ベトナム語の挨拶はXin chào(シンチャオ)ではない

ベトナム語の挨拶はXin chào(シンチャオ)ではない…正確には、xin chàoは単独では、あまり用いられません。

Xin chàoはかしこまった場や、お店での「いらっしゃいませ」に代えてのテンプレート的挨拶には用いられますが、日常では使いません。ただし、後述の人称代名詞が不明確な場合にも、仕方なくXin chàoと言うケースはあります。

別ページで紹介の「Cảm ơn」と同様、Anh/Chị/Emなどをあとにつけます。
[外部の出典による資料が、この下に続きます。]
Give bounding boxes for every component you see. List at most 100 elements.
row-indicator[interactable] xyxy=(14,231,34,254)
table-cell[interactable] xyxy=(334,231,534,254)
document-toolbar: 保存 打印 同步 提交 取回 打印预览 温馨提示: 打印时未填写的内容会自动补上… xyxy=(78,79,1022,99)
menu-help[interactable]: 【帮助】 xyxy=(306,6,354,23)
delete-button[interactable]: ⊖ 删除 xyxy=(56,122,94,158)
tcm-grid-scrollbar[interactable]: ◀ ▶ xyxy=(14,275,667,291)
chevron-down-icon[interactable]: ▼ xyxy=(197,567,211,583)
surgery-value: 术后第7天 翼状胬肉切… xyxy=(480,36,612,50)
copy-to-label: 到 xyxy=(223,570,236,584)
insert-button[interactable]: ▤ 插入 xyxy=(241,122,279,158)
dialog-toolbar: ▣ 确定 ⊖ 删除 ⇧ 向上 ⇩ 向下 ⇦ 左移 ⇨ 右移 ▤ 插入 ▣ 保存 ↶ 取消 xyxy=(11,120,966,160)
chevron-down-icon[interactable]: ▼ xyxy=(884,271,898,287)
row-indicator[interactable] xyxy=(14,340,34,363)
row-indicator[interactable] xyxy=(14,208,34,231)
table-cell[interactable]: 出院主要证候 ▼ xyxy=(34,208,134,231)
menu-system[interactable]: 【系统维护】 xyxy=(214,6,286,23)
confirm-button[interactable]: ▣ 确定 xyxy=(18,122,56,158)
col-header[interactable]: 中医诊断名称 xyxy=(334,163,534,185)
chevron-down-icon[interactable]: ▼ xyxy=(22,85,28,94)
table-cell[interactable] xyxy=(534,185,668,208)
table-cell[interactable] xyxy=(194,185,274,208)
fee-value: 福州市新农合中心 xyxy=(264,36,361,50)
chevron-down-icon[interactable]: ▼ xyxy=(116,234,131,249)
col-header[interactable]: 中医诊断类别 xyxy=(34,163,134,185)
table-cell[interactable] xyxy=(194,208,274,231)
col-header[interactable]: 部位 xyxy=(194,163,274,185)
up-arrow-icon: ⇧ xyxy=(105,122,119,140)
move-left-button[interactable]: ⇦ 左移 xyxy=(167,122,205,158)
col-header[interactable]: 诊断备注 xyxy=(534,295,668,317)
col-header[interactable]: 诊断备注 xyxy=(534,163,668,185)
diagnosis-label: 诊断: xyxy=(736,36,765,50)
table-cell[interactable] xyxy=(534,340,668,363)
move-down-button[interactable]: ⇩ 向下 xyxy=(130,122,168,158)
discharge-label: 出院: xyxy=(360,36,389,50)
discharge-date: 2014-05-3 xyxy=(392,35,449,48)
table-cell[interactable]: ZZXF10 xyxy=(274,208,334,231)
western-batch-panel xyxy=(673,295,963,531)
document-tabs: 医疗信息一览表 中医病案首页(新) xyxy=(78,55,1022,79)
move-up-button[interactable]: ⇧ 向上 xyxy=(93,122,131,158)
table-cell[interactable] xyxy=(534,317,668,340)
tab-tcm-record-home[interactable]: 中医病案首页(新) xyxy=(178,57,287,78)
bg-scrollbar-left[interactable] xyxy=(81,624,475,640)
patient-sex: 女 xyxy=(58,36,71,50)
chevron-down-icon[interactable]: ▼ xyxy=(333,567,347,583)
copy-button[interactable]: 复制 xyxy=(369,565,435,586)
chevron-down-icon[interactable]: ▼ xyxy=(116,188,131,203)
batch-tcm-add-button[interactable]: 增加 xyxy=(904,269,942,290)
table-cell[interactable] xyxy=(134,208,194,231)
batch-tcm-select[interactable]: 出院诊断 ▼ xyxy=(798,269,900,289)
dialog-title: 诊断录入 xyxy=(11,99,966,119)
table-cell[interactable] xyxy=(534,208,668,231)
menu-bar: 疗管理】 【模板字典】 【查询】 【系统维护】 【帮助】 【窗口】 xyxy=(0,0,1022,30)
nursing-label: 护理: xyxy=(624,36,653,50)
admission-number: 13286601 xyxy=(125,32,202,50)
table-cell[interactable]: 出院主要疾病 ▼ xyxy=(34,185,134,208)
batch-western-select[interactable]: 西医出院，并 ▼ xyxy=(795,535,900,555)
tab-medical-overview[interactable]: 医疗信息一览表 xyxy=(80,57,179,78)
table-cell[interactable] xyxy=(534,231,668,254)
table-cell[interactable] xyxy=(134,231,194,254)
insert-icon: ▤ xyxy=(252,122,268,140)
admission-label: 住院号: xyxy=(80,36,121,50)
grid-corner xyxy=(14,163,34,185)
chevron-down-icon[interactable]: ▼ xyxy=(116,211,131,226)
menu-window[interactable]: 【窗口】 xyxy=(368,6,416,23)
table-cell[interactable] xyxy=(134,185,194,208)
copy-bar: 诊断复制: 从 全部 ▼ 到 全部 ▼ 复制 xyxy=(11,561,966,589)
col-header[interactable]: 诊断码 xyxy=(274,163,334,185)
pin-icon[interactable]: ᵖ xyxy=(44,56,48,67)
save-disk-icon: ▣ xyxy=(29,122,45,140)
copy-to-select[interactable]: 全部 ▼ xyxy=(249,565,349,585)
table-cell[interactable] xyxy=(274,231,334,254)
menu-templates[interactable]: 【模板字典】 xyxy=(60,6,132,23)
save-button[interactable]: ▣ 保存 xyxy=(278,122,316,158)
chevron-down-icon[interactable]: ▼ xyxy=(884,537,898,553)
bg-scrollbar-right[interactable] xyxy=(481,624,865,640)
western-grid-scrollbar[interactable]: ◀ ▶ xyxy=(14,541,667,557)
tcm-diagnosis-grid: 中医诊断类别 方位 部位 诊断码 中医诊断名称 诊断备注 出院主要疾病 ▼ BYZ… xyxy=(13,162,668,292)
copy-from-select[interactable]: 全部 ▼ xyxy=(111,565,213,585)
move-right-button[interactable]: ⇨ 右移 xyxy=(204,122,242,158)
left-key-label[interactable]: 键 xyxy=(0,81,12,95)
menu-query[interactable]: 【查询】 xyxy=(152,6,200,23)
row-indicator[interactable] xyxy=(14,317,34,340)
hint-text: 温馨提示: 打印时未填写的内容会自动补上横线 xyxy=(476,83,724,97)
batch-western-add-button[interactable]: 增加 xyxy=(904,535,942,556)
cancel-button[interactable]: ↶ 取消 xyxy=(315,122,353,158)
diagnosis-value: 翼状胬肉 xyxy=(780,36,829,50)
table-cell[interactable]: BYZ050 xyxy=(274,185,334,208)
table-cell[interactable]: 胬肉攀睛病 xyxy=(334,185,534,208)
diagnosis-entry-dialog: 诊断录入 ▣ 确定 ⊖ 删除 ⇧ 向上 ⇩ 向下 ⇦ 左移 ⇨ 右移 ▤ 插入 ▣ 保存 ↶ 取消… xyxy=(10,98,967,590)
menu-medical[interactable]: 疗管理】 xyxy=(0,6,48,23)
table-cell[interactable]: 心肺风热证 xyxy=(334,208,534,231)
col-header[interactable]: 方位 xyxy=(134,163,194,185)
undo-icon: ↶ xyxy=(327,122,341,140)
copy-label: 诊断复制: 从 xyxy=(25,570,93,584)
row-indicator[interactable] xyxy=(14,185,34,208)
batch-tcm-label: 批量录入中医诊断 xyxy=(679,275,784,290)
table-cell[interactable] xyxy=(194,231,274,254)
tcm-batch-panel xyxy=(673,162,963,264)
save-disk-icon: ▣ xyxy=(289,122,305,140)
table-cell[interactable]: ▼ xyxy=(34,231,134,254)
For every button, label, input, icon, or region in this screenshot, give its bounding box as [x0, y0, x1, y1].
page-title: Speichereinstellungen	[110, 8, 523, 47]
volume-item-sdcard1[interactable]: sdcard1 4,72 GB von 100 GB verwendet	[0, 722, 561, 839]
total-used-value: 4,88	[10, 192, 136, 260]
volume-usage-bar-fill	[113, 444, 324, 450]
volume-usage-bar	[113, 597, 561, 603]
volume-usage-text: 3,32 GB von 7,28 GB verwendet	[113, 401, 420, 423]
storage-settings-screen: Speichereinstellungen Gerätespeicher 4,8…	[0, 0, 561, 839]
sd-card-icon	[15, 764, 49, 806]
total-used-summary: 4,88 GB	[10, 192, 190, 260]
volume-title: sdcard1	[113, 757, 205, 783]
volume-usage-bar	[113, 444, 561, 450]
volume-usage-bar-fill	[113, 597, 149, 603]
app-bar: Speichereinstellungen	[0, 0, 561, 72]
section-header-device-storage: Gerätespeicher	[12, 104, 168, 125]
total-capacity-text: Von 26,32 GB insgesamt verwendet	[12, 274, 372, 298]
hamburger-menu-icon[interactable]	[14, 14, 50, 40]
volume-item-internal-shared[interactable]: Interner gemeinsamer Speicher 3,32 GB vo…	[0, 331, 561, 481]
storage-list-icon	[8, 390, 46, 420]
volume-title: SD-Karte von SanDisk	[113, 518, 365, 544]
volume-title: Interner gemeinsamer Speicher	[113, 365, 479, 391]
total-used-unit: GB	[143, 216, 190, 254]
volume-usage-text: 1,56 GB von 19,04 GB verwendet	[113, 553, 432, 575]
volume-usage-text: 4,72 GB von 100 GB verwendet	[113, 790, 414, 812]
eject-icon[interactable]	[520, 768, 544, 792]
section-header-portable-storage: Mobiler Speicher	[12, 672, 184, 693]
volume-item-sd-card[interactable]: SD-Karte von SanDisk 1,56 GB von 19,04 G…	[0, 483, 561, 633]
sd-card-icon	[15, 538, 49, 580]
Chào anh/Chào chị/Chào emなどです。

なお、先ほど、「いらっしゃいませ」の意味でも利用すると書きましたが、日本の「いらっしゃいませ」に100%マッチしていないというか、そういった表現がありません。つまり、日系飲食店・店舗以外で「いらっしゃいませ」のつもりで「Xin chào」は、あまり聞かないということです。

英語でも「いらっしゃいませ」に相当する語はないようで、日本独特の風習からくる語のようですね。そういったケースでは、日本と同様に接客しようとすると、無理がでます。

日系店舗で、いらっしゃいませの意図で「Xin chào」を使う場合でも、単独で「xin chào」は言いません。例えばFamilyMartさんは「FamilyMart xin chào」というように、主語に店舗名をおいて使っています。

呼びかけのための「いらっしゃいませ」

日本での「いらっしゃいませ」の場合、「よってらっしゃい見てらっしゃい」の呼びかけの意図と「ようこそお越しくださいました」という歓迎を表す使い方の、2パターンがあります。

前者の、歓迎の意味で「Xin chào」は、ベトナム人も意図を推測できると思います。

しかし後者の、店先で呼びかけるための「いらっしゃいませ、いらっしゃいませ~」のような意図で「Xin chào」を利用すると、本当にただの挨拶に聞こえます。だれに挨拶しているんだろう、と変に思います。イベントブースや何かで呼びかけをしたい場合は、場の空気にあわせた適切な語をベトナム人に相談するといいでしょう。おそらく、呼び込みを行いたいなら不特定多数ではなく直接個人に声がけをする、商品の特徴をアピールする、「どうか見ていってください」などの具体的な表現のみ利用する、などが適切だと思います。